The next thing I want to rant about is the fingerprint scanner. This though touted as a security feature, is not. It is nothing more than a time saving device. Rather than bothering with a relatively secure password, many use a fingerprint scanner on their laptops. First unless you use gloves or wipe down your computer every time you use it, your keys are all over it. It takes about 5 minutes to lift and recreate a fingerprint. Secondly, the scanner doesn't hold your fingerprint as a picture. It maps a few points and then sets a number depending on whether there is contact there. This means that the code is actually easier to crack than a decently secure password. So as far as laptop and secure data go, you are much better off with a USB key or good secure password.
The next thing I would like to discuss is network security. I will not go in to serious detail here, but it takes about 4 minutes to crack any wireless signal based on the standard programming of a wireless router. I don't care how strong you think WEP or WPA is. These keys can actually be bypassed completely by someone who knows what they are doing, or even just hacked by anyone that cares to download the right software. Though the bypass only takes about 4 or 5 minutes, hacking the key can take as much as 20. So if you are doing anything over a wireless signal, be aware that anyone could be watching. And if they are good and you aren't, any data on your computer could be stolen.

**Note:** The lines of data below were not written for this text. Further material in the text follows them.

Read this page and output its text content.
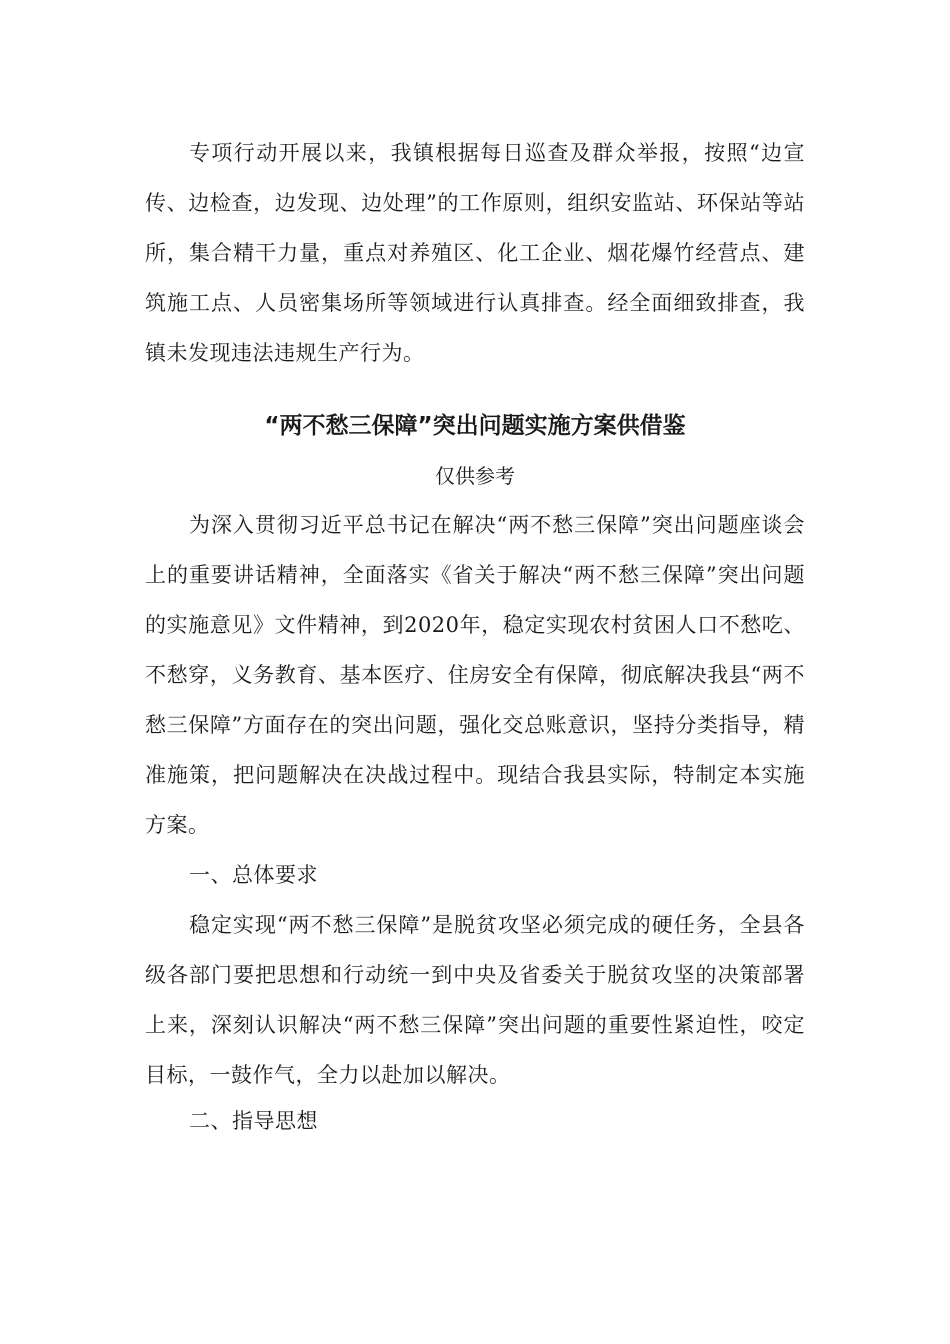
专项行动开展以来，我镇根据每日巡查及群众举报，按照“边宣传、边检查，边发现、边处理”的工作原则，组织安监站、环保站等站所，集合精干力量，重点对养殖区、化工企业、烟花爆竹经营点、建筑施工点、人员密集场所等领域进行认真排查。经全面细致排查，我镇未发现违法违规生产行为。

“两不愁三保障”突出问题实施方案供借鉴
仅供参考

为深入贯彻习近平总书记在解决“两不愁三保障”突出问题座谈会上的重要讲话精神，全面落实《省关于解决“两不愁三保障”突出问题的实施意见》文件精神，到2020年，稳定实现农村贫困人口不愁吃、不愁穿，义务教育、基本医疗、住房安全有保障，彻底解决我县“两不愁三保障”方面存在的突出问题，强化交总账意识，坚持分类指导，精准施策，把问题解决在决战过程中。现结合我县实际，特制定本实施方案。

一、总体要求

稳定实现“两不愁三保障”是脱贫攻坚必须完成的硬任务，全县各级各部门要把思想和行动统一到中央及省委关于脱贫攻坚的决策部署上来，深刻认识解决“两不愁三保障”突出问题的重要性紧迫性，咬定目标，一鼓作气，全力以赴加以解决。

二、指导思想
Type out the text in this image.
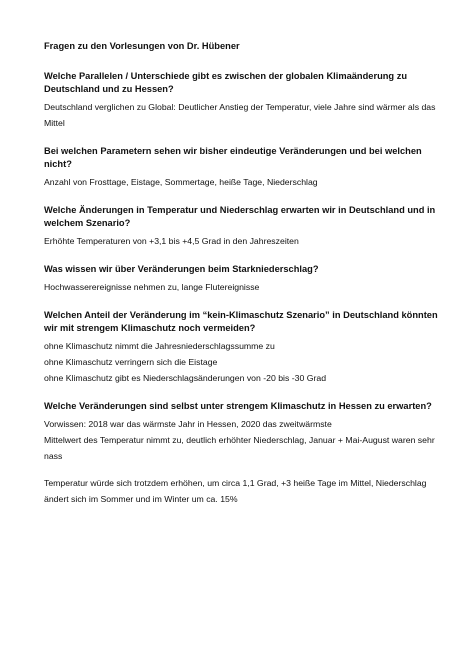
Fragen zu den Vorlesungen von Dr. Hübener
Welche Parallelen / Unterschiede gibt es zwischen der globalen Klimaänderung zu Deutschland und zu Hessen?

Deutschland verglichen zu Global: Deutlicher Anstieg der Temperatur, viele Jahre sind wärmer als das Mittel

Bei welchen Parametern sehen wir bisher eindeutige Veränderungen und bei welchen nicht?

Anzahl von Frosttage, Eistage, Sommertage, heiße Tage, Niederschlag

Welche Änderungen in Temperatur und Niederschlag erwarten wir in Deutschland und in welchem Szenario?

Erhöhte Temperaturen von +3,1 bis +4,5 Grad in den Jahreszeiten

Was wissen wir über Veränderungen beim Starkniederschlag?

Hochwasserereignisse nehmen zu, lange Flutereignisse

Welchen Anteil der Veränderung im “kein-Klimaschutz Szenario” in Deutschland könnten wir mit strengem Klimaschutz noch vermeiden?

ohne Klimaschutz nimmt die Jahresniederschlagssumme zu

ohne Klimaschutz verringern sich die Eistage

ohne Klimaschutz gibt es Niederschlagsänderungen von -20 bis -30 Grad

Welche Veränderungen sind selbst unter strengem Klimaschutz in Hessen zu erwarten?

Vorwissen: 2018 war das wärmste Jahr in Hessen, 2020 das zweitwärmste

Mittelwert des Temperatur nimmt zu, deutlich erhöhter Niederschlag, Januar + Mai-August waren sehr nass

Temperatur würde sich trotzdem erhöhen, um circa 1,1 Grad, +3 heiße Tage im Mittel, Niederschlag ändert sich im Sommer und im Winter um ca. 15%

Finally I would like to mention small business security. Many small store that I have seen, have security camera. I use them myself. The problem with many situations using cameras is that they are connected to an unsecured system. These cameras need to be connected to a separate computer that is not accessible. The data also needs to be sent off site. For example, a New Hampshire Gas Station/ Convenience Store was robbed a couple of months ago. They took the security computer when they left. No witnesses no arrests, no security. I have seen security cameras connected into systems that are accessible to any employee. Most theft is generally from employees or ex employees. If they use the system the cameras are plugged in to, they can turn them off. They can also load software that can cause them to turn off at certain times so they can know when it is safe to steal. If you are going to bother using cameras, and I suggest you do, make the system secure. The best way is to have your security server in a locked place that regular employees do not have access to. Have that data streamed to another server off-site. That way even if someone shuts it down you can see who did it and when.
In conclusion, be aware. This is not paranoia. They really are out to get you. I see it every day. Take some time to think about your security. Think about what you are trying to secure. Think about who you are trying to secure it from. Though there is no such thing as perfect security, if you spend some time thinking, you will spend less money in the long run for a much more secure system.